The details given cylinders are -

r₁ / r₂ = 2 : 3

h₁ / h₂ = 5 : 3

Curved surface area of cylinder 1/Curved surface area of cylinder 2 = (2 * (22/7) * r₁ * h₁ )/(2 * (22/7) * r₂ * h₂)

                                                                                                            = (2 * (22/7) * 2 * 5)/(2 * (22/7) * 3 * 3) 

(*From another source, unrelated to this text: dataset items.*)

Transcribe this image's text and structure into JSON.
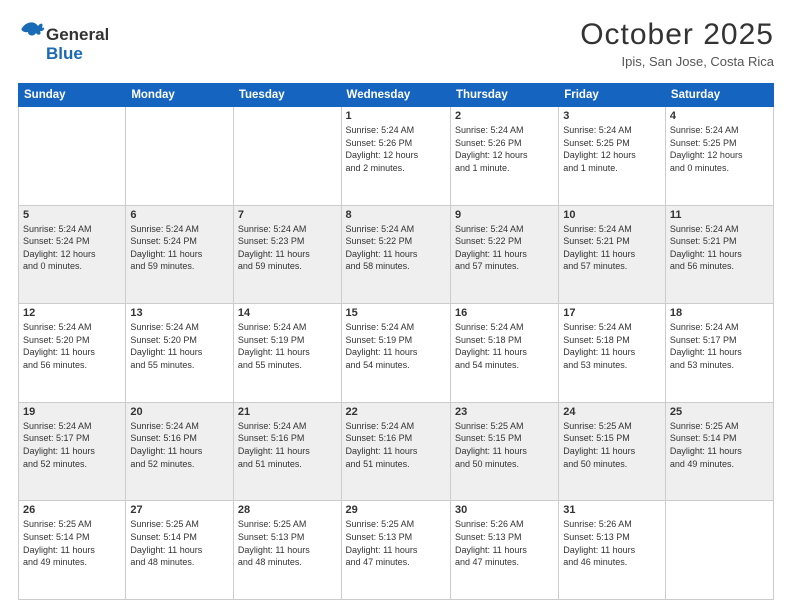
{
  "header": {
    "logo_line1": "General",
    "logo_line2": "Blue",
    "month_title": "October 2025",
    "subtitle": "Ipis, San Jose, Costa Rica"
  },
  "weekdays": [
    "Sunday",
    "Monday",
    "Tuesday",
    "Wednesday",
    "Thursday",
    "Friday",
    "Saturday"
  ],
  "weeks": [
    [
      {
        "day": "",
        "info": ""
      },
      {
        "day": "",
        "info": ""
      },
      {
        "day": "",
        "info": ""
      },
      {
        "day": "1",
        "info": "Sunrise: 5:24 AM\nSunset: 5:26 PM\nDaylight: 12 hours\nand 2 minutes."
      },
      {
        "day": "2",
        "info": "Sunrise: 5:24 AM\nSunset: 5:26 PM\nDaylight: 12 hours\nand 1 minute."
      },
      {
        "day": "3",
        "info": "Sunrise: 5:24 AM\nSunset: 5:25 PM\nDaylight: 12 hours\nand 1 minute."
      },
      {
        "day": "4",
        "info": "Sunrise: 5:24 AM\nSunset: 5:25 PM\nDaylight: 12 hours\nand 0 minutes."
      }
    ],
    [
      {
        "day": "5",
        "info": "Sunrise: 5:24 AM\nSunset: 5:24 PM\nDaylight: 12 hours\nand 0 minutes."
      },
      {
        "day": "6",
        "info": "Sunrise: 5:24 AM\nSunset: 5:24 PM\nDaylight: 11 hours\nand 59 minutes."
      },
      {
        "day": "7",
        "info": "Sunrise: 5:24 AM\nSunset: 5:23 PM\nDaylight: 11 hours\nand 59 minutes."
      },
      {
        "day": "8",
        "info": "Sunrise: 5:24 AM\nSunset: 5:22 PM\nDaylight: 11 hours\nand 58 minutes."
      },
      {
        "day": "9",
        "info": "Sunrise: 5:24 AM\nSunset: 5:22 PM\nDaylight: 11 hours\nand 57 minutes."
      },
      {
        "day": "10",
        "info": "Sunrise: 5:24 AM\nSunset: 5:21 PM\nDaylight: 11 hours\nand 57 minutes."
      },
      {
        "day": "11",
        "info": "Sunrise: 5:24 AM\nSunset: 5:21 PM\nDaylight: 11 hours\nand 56 minutes."
      }
    ],
    [
      {
        "day": "12",
        "info": "Sunrise: 5:24 AM\nSunset: 5:20 PM\nDaylight: 11 hours\nand 56 minutes."
      },
      {
        "day": "13",
        "info": "Sunrise: 5:24 AM\nSunset: 5:20 PM\nDaylight: 11 hours\nand 55 minutes."
      },
      {
        "day": "14",
        "info": "Sunrise: 5:24 AM\nSunset: 5:19 PM\nDaylight: 11 hours\nand 55 minutes."
      },
      {
        "day": "15",
        "info": "Sunrise: 5:24 AM\nSunset: 5:19 PM\nDaylight: 11 hours\nand 54 minutes."
      },
      {
        "day": "16",
        "info": "Sunrise: 5:24 AM\nSunset: 5:18 PM\nDaylight: 11 hours\nand 54 minutes."
      },
      {
        "day": "17",
        "info": "Sunrise: 5:24 AM\nSunset: 5:18 PM\nDaylight: 11 hours\nand 53 minutes."
      },
      {
        "day": "18",
        "info": "Sunrise: 5:24 AM\nSunset: 5:17 PM\nDaylight: 11 hours\nand 53 minutes."
      }
    ],
    [
      {
        "day": "19",
        "info": "Sunrise: 5:24 AM\nSunset: 5:17 PM\nDaylight: 11 hours\nand 52 minutes."
      },
      {
        "day": "20",
        "info": "Sunrise: 5:24 AM\nSunset: 5:16 PM\nDaylight: 11 hours\nand 52 minutes."
      },
      {
        "day": "21",
        "info": "Sunrise: 5:24 AM\nSunset: 5:16 PM\nDaylight: 11 hours\nand 51 minutes."
      },
      {
        "day": "22",
        "info": "Sunrise: 5:24 AM\nSunset: 5:16 PM\nDaylight: 11 hours\nand 51 minutes."
      },
      {
        "day": "23",
        "info": "Sunrise: 5:25 AM\nSunset: 5:15 PM\nDaylight: 11 hours\nand 50 minutes."
      },
      {
        "day": "24",
        "info": "Sunrise: 5:25 AM\nSunset: 5:15 PM\nDaylight: 11 hours\nand 50 minutes."
      },
      {
        "day": "25",
        "info": "Sunrise: 5:25 AM\nSunset: 5:14 PM\nDaylight: 11 hours\nand 49 minutes."
      }
    ],
    [
      {
        "day": "26",
        "info": "Sunrise: 5:25 AM\nSunset: 5:14 PM\nDaylight: 11 hours\nand 49 minutes."
      },
      {
        "day": "27",
        "info": "Sunrise: 5:25 AM\nSunset: 5:14 PM\nDaylight: 11 hours\nand 48 minutes."
      },
      {
        "day": "28",
        "info": "Sunrise: 5:25 AM\nSunset: 5:13 PM\nDaylight: 11 hours\nand 48 minutes."
      },
      {
        "day": "29",
        "info": "Sunrise: 5:25 AM\nSunset: 5:13 PM\nDaylight: 11 hours\nand 47 minutes."
      },
      {
        "day": "30",
        "info": "Sunrise: 5:26 AM\nSunset: 5:13 PM\nDaylight: 11 hours\nand 47 minutes."
      },
      {
        "day": "31",
        "info": "Sunrise: 5:26 AM\nSunset: 5:13 PM\nDaylight: 11 hours\nand 46 minutes."
      },
      {
        "day": "",
        "info": ""
      }
    ]
  ]
}
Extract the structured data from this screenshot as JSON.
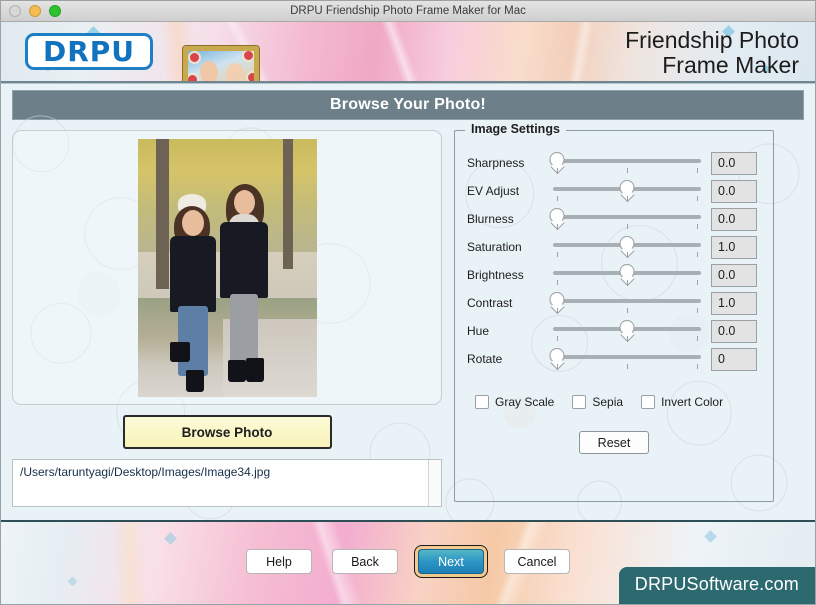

                                                                                                            = 10/9

Question 8: The ratio between the curved surface area and the total surface area of a right circular cylinder is 1 : 2. Prove that itsheight and radius are equal.

Solution: 

Curved surface area of cylinder/Total surface area of a cylinder = 1/2

(2 * (22/7) * r * h)/(2 * (22/7) * r * (h + r) = 1/2

h/(h + r) = 1/2

2 * h = h + r

2h - h = r

h = r

Height = Radius

Hence, Proved.

Question 9: The curved surface area of cylinder is 1320 cm² and its base has diameter 21 cm. Find the height of cylinder.

Solution: 

The details given about cylinder are -

Curved surface area of cylinder = 1320 cm²

Diameter of base = 21 cm

So, radius = 21/2

Let height of cylinder = h

Curved surface area of cylinder = 2 * (22/7) * r * h

                                          1320 = 2 * (22/7) * (21/2) * h

        (1320 * 7 * 2)/(2 * 22 * 21) = h 

                                               h = 20 cm

Question 10: The height of a right circular cylinder is 10.5 cm. If three times the sum of the areas of its two circular facesis twice the area of the curved surface area. Find the radius of its base.

Solution: 

The details given about cylinder are -

Height of circular cylinder = 10.5 cm

Let radius of cylinder = r

Area of two bases of cylinder = 2 * (22/7) * r²

Area of curved surface of cylinder =  2 * (22/7) * r * h

3 * (2 * (22/7) * r²) = 2 * (2 * (22/7) * r * h))

6 * r = 4 * h

6 * r = 4 * 10.5

r = (4 * 10.5)/6

r = 7 cm 

Summary

Exercise 22.1 | Set 1 of Chapter 22 in RD Sharma's Class 8 Mathematics textbook provides a comprehensive exploration of the surface area and volume of right circular cylinders. Through a variety of problems, students learn to apply the formulas for curved surface area (2πrh), total surface area (2πrh + 2πr²), and volume (πr²h) of cylinders. The exercise emphasizes the importance of unit conversion and precise calculations in solving real-world problems involving cylindrical objects. Students are challenged to work with different given parameters, such as radius, diameter, height, surface area, or volume, to find the missing measurements. This approach helps develop critical thinking and problem-solving skills, as students learn to analyze given information and determine the appropriate steps to solve each problem. By mastering these concepts, students gain a solid foundation in three-dimensional geometry, preparing them for more advanced topics in mathematics and practical applications in various fields of science and engineering.